NeMo Megatron is a new capability in the NeMo framework that allows developers to effectively train and scale language models to billions of parameters. Unlike BERT, the position of the layer normalization and the residual connection in the model architecture (similar to GPT-2 architucture) are swapped, which allowed the models to continue to improve as they were scaled up. This model reaches higher scores compared to BERT on a range of Natural Language Processing (NLP) tasks. BioMegatron has the same network architecture as the Megatron, but is pretrained on a different dataset - PubMed, a large biomedical text corpus, which achieves better performance in biomedical downstream tasks than the original Megatron.

This 345m papameter model has 24 layers (Transformer blocks), 1024 hidden-units, and 16 attention heads. It uses the biomedical domain vocabulary (30k size), uncased.

For more information about NeMo Megatron visit https://github.com/NVIDIA/NeMo

Training

Training BioMegatron was done using the Megatron-LM codebase based on PyTorch.

The entire pre-training takes about 400 hours on 8 DGX-2 machines with Tesla V100 GPUs. Loss function and hyper-parameter settings are the same as pre-training the BERT language models with the Megatron-LM codebase.

Dataset

Pre-training was done on 4.5 billion-word PubMed abstract set and the 1.6 billion-word CC0-licensed Commercial Use Collection of the PMC full-text corpus.

How to use this Model

NVIDIA NeMo can be used for easy fine-tuning to a number of different tasks. Tutorial notebooks on fine-tuning the model for Named Entity Recognition, Relation Extraction can be found on the tutorials page of NeMo.

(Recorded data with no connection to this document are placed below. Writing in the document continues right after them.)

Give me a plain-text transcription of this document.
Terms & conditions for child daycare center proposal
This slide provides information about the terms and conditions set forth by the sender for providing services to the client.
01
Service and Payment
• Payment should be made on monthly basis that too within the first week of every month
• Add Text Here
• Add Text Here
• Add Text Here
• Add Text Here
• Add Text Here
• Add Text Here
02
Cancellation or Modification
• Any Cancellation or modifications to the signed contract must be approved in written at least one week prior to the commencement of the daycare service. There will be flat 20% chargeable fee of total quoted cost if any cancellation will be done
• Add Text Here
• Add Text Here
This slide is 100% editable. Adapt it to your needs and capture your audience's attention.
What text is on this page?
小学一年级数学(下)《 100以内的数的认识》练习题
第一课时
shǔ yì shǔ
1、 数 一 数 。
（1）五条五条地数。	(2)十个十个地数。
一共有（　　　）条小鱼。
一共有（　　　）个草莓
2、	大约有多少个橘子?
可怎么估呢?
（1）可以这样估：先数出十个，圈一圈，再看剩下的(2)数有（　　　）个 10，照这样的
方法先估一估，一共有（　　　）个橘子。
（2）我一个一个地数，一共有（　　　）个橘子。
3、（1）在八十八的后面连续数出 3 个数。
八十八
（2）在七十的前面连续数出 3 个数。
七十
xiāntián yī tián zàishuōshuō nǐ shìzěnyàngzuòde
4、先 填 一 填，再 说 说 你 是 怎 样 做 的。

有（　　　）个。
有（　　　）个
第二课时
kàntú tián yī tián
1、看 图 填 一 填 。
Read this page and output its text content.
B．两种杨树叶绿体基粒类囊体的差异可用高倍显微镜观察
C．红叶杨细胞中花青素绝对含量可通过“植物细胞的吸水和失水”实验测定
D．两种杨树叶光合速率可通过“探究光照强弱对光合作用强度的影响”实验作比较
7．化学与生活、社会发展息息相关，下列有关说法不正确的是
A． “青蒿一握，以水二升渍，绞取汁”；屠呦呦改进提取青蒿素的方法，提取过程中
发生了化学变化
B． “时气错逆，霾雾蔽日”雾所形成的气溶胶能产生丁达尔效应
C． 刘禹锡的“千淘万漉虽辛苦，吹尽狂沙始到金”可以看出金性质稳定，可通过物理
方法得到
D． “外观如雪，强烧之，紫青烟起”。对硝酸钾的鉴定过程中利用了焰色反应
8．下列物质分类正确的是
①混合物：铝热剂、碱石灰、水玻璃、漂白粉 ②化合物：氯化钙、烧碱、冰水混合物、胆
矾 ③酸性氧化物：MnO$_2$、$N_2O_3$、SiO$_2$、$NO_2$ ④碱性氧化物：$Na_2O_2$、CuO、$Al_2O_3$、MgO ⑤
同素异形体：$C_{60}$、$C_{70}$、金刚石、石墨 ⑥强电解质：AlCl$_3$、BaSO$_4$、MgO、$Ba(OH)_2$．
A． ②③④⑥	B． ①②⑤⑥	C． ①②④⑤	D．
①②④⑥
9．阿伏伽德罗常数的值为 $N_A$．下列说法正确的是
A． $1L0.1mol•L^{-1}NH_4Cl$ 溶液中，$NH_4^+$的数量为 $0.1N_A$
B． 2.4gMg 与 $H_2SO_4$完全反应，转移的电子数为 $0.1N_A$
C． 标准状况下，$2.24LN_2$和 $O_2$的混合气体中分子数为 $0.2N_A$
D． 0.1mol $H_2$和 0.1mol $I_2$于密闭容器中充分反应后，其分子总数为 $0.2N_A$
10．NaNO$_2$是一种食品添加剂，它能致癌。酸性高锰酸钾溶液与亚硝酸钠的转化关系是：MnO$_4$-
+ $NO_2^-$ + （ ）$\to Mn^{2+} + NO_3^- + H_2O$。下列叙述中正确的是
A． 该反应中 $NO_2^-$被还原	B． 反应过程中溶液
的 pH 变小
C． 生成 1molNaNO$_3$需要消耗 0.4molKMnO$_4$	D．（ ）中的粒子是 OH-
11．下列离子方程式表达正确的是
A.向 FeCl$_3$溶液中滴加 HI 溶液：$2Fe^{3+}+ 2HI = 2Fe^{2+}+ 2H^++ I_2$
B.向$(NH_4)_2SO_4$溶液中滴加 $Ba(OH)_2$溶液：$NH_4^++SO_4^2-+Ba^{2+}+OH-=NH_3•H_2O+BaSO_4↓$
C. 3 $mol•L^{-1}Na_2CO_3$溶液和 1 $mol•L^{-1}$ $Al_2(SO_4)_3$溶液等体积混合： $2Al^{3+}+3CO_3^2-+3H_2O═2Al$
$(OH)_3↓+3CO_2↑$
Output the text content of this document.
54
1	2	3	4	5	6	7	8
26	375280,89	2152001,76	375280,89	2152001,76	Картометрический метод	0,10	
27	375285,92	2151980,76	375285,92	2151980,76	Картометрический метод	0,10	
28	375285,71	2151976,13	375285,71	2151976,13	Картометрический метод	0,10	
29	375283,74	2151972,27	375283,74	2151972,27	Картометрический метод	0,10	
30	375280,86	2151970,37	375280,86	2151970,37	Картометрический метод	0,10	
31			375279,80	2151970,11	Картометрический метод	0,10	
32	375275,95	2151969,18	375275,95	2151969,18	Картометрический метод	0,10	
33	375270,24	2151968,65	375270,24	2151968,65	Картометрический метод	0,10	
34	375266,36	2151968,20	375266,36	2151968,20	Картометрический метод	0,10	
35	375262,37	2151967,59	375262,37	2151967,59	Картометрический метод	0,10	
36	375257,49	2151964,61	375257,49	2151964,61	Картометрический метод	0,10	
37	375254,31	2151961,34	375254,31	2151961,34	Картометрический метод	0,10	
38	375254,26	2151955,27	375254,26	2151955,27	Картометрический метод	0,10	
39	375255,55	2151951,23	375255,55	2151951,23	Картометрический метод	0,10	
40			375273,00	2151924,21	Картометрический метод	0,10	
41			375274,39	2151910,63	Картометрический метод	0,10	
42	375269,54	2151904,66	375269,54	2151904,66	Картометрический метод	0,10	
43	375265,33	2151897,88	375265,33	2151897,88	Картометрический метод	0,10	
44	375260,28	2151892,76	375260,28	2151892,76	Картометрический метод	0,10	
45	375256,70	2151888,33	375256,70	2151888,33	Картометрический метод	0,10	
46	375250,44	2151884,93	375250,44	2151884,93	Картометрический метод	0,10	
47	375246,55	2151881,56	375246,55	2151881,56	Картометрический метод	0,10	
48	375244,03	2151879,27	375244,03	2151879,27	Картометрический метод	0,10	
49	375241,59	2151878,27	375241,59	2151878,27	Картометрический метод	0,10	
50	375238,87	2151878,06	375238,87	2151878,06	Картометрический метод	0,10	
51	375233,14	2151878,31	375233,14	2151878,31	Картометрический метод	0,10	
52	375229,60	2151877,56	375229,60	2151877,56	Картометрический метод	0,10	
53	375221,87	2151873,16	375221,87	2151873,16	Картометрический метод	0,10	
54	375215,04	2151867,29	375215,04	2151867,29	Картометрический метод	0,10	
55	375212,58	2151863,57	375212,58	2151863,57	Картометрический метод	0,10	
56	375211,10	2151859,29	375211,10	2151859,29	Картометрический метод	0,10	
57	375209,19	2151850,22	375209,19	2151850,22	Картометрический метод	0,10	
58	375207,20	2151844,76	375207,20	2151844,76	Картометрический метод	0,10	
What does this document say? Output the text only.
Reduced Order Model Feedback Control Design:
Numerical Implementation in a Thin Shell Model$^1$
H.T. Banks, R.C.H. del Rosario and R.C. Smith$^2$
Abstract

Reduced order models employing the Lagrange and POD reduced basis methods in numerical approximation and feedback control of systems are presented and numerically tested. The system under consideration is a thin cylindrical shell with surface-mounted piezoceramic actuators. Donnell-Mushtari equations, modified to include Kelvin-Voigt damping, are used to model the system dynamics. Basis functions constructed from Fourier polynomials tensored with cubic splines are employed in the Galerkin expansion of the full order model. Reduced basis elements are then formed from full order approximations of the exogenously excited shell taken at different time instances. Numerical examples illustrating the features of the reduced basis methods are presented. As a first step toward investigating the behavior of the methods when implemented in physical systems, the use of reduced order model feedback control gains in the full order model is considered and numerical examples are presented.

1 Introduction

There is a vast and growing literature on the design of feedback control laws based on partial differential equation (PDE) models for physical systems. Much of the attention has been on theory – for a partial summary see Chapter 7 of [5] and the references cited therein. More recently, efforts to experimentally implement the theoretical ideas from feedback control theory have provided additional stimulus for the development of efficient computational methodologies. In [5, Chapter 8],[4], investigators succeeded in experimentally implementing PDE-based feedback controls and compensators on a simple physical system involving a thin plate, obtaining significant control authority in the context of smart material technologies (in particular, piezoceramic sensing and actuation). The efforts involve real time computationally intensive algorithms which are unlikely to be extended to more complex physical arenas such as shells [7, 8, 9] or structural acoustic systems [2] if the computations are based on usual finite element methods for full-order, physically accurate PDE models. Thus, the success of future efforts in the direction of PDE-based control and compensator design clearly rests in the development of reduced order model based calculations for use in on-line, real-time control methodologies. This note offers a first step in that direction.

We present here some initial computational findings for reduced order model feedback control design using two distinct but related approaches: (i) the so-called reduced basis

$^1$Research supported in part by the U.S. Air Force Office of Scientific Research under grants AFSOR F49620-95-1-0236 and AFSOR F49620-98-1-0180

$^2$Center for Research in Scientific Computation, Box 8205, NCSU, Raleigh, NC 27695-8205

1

Source code and developer guide is available at https://github.com/NVIDIA/NeMo Refer to documentation at https://docs.nvidia.com/deeplearning/nemo/neural-modules-release-notes/index.html

In the following we show examples for how to finetune BioMegatron on different downstream tasks.

Usage example 1: Finetune on RE dataset ChemProt https://github.com/NVIDIA/NeMo/blob/r1.7.2/tutorials/nlp/Relation_Extraction-BioMegatron.ipynb

Usage example 2: Finetune on NER dataset NBCI https://github.com/NVIDIA/NeMo/blob/r1.7.2/tutorials/nlp/Token_Classification-BioMegatron.ipynb

Limitations

No known limitations available at this time.

References

  1. Shin, Hoo-Chang and Zhang, Yang and Bakhturina, Evelina and Puri, Raul and Patwary, Mostofa and Shoeybi, Mohammad and Mani, Raghav, 2020, November. BioMegatron: Larger Biomedical Domain Language Model. In Proceedings of the 2020 Conference on Empirical Methods in Natural Language Processing (EMNLP) (pp. 4700--4706).

Licence

License to use this model is covered by the NGC TERMS OF USE unless another License/Terms Of Use/EULA is clearly specified. By downloading the public and release version of the model, you accept the terms and conditions of the NGC TERMS OF USE.